Bu tür şeyleri düşünmek, profesyonel oyuncu Lee Tae Ho'nun uzmanlık alanıydı.

Tae Ho'nun net cevabı üzerine Heda memnuniyetle başını salladı.

“Güzel, o zaman hesaplayalım. Çok fazla rün kazandın, değil mi?”

“Çok fazla.”

Tae Ho sırıtarak, çabuk kontrol etmesini söylemek istercesine göğsünü kabarttı. Heda kendini hazırlar gibi boğazını temizledi ve avucunu onun göğsüne koydu.

“Vay canına, gerçekten.”

Heda'nın yüzünde bir gülümseme belirdi. En son kontrol ettiğinde, o zamandan beri yaklaşık dört katı kazanmıştı.

Rünler, onu yenen herkes arasında bölüşülmesine rağmen, yine de bu kadar çoktu. Üstelik Tae Ho'nun sahip olduğu rünler normal rünler değildi.

“Özel rünler de vardı, onları nasıl kullanacağım?“

Topladığı rünler arasında yeşil bir rün vardı. Heda'nın gülümsemesinin asıl nedeni buydu.

”Bu bir özellik rünü. Bunları biriktirirsen, ilgili özellik güçlenir, bu da büyü veya destan kullanırken yardımcı olur. Bu, toprak özelliğine sahip.“

”Oh, özellikler. Kaç tane var?”

“Hepsini toplarsan 9 tane. Toprak, rüzgâr, ateş, su, şimşek, ışık, karanlık, yaşam, ölüm.“

Heda her bir özelliğin adını söylerken bir parmağını uzatıp alçak sesle mırıldandı. Ardından, yeşil rünün şekli Heda'nın avucunda belirdi.

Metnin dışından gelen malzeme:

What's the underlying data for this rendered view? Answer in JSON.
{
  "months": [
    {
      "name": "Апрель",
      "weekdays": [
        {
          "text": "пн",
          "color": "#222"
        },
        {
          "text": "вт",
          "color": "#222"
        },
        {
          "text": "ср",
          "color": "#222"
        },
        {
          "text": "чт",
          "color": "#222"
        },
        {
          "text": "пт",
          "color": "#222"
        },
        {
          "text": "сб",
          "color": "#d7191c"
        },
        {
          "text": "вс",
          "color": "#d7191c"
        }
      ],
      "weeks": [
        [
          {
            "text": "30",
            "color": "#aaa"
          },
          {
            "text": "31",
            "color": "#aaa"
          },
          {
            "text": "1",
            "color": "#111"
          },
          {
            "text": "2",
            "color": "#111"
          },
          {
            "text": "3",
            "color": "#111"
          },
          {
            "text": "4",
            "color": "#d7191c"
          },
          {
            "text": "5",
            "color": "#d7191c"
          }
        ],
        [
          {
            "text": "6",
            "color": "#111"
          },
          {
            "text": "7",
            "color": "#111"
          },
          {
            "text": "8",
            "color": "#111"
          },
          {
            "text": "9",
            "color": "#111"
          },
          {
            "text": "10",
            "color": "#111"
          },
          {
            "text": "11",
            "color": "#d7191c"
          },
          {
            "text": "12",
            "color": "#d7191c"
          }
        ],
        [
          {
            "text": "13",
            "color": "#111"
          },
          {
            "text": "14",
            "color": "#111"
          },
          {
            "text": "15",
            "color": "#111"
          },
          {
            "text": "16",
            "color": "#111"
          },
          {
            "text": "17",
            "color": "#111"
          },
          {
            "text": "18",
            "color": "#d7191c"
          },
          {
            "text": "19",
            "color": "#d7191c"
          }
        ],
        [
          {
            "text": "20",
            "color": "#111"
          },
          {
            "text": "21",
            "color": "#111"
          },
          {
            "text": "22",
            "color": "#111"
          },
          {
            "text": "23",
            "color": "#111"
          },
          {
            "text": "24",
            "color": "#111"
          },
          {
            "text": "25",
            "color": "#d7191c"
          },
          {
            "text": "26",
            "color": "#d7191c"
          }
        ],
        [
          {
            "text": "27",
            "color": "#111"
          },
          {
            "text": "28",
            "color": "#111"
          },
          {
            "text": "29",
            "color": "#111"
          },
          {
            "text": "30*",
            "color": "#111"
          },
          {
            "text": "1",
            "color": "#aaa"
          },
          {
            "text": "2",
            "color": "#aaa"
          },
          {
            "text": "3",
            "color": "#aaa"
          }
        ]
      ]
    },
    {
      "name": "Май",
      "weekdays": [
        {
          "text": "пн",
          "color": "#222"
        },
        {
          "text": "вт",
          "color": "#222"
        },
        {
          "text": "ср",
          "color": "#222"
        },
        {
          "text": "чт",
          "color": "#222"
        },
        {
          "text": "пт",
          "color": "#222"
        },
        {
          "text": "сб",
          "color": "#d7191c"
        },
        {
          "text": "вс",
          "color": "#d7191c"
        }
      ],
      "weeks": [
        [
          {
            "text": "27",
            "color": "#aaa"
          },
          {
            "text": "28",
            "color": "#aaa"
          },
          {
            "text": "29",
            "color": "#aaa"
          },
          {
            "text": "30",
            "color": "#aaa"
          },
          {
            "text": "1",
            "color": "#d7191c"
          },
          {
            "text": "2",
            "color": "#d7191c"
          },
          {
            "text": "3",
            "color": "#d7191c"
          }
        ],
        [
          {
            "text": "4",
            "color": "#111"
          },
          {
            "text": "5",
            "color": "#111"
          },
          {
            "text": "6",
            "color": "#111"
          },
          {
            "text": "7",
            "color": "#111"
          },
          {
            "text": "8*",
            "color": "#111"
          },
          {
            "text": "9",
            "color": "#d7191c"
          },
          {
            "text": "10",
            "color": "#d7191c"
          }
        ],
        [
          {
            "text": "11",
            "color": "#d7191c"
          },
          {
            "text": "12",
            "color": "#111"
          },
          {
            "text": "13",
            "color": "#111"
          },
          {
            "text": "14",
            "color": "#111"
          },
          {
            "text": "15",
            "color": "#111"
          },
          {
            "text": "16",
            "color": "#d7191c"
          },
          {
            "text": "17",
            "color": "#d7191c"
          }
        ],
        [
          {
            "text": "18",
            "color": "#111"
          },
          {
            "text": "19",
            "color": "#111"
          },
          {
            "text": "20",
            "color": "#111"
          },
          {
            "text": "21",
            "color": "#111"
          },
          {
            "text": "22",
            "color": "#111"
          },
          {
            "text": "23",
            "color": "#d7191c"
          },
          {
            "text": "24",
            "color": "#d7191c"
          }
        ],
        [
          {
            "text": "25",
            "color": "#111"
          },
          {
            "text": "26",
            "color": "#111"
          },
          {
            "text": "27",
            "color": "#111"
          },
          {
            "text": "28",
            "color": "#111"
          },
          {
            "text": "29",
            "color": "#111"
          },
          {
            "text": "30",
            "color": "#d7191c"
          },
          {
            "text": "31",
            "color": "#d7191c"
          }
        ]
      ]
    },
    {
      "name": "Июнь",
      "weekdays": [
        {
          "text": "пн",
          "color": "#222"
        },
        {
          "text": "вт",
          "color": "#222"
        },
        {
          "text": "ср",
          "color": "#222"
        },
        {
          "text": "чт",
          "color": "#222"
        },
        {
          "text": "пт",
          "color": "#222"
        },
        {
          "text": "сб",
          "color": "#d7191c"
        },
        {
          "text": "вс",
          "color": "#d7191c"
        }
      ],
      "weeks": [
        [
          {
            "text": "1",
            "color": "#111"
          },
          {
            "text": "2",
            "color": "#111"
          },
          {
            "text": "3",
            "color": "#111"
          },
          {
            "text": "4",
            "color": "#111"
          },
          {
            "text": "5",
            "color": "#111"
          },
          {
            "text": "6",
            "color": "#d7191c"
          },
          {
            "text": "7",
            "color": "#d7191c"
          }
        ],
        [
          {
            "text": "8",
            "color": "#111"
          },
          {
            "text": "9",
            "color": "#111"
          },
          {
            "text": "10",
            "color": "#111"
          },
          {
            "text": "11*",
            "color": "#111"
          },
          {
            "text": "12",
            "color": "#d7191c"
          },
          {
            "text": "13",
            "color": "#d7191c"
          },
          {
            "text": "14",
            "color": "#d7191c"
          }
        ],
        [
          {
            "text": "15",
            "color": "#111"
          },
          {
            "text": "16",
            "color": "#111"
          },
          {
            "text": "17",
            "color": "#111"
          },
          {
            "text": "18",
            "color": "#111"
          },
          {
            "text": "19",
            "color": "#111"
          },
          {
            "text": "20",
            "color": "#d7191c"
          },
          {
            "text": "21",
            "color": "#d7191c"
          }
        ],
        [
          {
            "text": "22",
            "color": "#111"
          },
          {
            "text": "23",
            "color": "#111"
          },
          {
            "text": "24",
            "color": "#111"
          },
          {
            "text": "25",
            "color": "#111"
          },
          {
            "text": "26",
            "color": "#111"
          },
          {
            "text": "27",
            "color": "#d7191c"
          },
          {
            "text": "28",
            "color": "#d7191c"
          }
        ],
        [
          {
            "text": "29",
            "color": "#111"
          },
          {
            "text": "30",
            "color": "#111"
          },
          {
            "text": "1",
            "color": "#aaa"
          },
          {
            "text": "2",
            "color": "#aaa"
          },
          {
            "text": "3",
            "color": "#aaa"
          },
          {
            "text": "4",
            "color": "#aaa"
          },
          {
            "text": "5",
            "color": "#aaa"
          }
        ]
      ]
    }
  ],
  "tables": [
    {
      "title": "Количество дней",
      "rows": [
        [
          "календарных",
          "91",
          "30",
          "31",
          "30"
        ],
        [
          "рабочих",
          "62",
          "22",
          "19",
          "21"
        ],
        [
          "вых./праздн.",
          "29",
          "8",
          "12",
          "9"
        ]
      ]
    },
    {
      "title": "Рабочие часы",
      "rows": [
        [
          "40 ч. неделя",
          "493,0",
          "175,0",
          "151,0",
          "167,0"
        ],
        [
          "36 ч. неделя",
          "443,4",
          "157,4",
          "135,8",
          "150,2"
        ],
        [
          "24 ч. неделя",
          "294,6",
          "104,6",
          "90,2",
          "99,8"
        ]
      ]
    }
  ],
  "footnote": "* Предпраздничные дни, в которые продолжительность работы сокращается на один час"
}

”Özelliğin güçlenirse, o özelliğin karakteristikleri sana da yansır. Toprak özelliği sağlık ve savunma ile ilgilidir.”

Bu, onun anında anladığı bir şeydi. Çünkü karşı karşıya olduğu dev gerçekten çok sağlamdı.

“Her neyse, bu iyi bir şey.”

“Evet, aynı zamanda çok değerli.”

Tae Ho basitçe devam ederken Heda hızlıca başını salladı.

“Ve... şey, Tae Ho. Bu sefer tüm rünleri harcama, biraz sakla, olur mu?”

"Başka kullanımları da var gibi görünüyor?”

“Evet, sana rün büyüsü öğretmeyi düşünüyordum. İstatistiklerini hemen güçlendirmek iyi olur, ama çok yararlı birkaç rün büyüsü var.“

Heda, Tae Ho'ya büyücü olmasını söylemedi. Tae Ho, Heda'nın sözlerini anladı ve başını salladı.

”Asistan olarak öğrenmek iyi olur. Burada öğrenemeyiz, değil mi?”

“Bir tören ya da prosedür gerekiyor. Lejyona döndüğünde sana öğretirim.“

”Evet, o zaman sana zahmet veririm.“

Tae Ho kabul edince, Heda kaç tane rün bırakması gerektiğini söylemeye başladı. Kalan rünleri eşit olarak dağıttıktan sonra, Heda bir nefes verdi ve ifadesini düzeltti.

”Dersi burada bitirelim ve senin izleyeceğin yol hakkında konuşalım.”

'Gerçekten okulda öğretmen gibi.'

Ama tabii ki, Tae Ho okula gittiğinde Heda gibi biri yoktu.

'Olsaydı, Seul Üniversitesi'ne giderdim.'

“Neden?”

“Hiçbir şey, hiçbir şey. Öyle yapalım.”

Tae Ho aniden bunu yapmak istediğini gösterince, Heda bir an için başını eğdi, ama sonra tekrar konuşmaya başladı.

“Döndüğünde, alt rütbeli bir savaşçıya terfi edeceksin. Alt rütbeli bir savaşçı olmak için bir dizi başarı ve belirli miktarda rün biriktirmen gerekiyor, ama sen bunları çoktan aştın.“

”Bunun için sınav yok mu?“

”Alt rütbeye terfi ederken sınav yok. Başarılar elde etmek ve rün biriktirmek başlı başına bir sınav sayılır.”

'Eh, sınav ya da mülakat olması daha tuhaf olurdu.'

Tae Ho, Valhalla'nın savaşçılarının sınav kağıtlarını çözdüklerini düşününce güldü. Mülakat sahnesi için de aynı şey geçerliydi.

Tae Ho gülerken, Heda da güldü ve sonra sözüne devam etti.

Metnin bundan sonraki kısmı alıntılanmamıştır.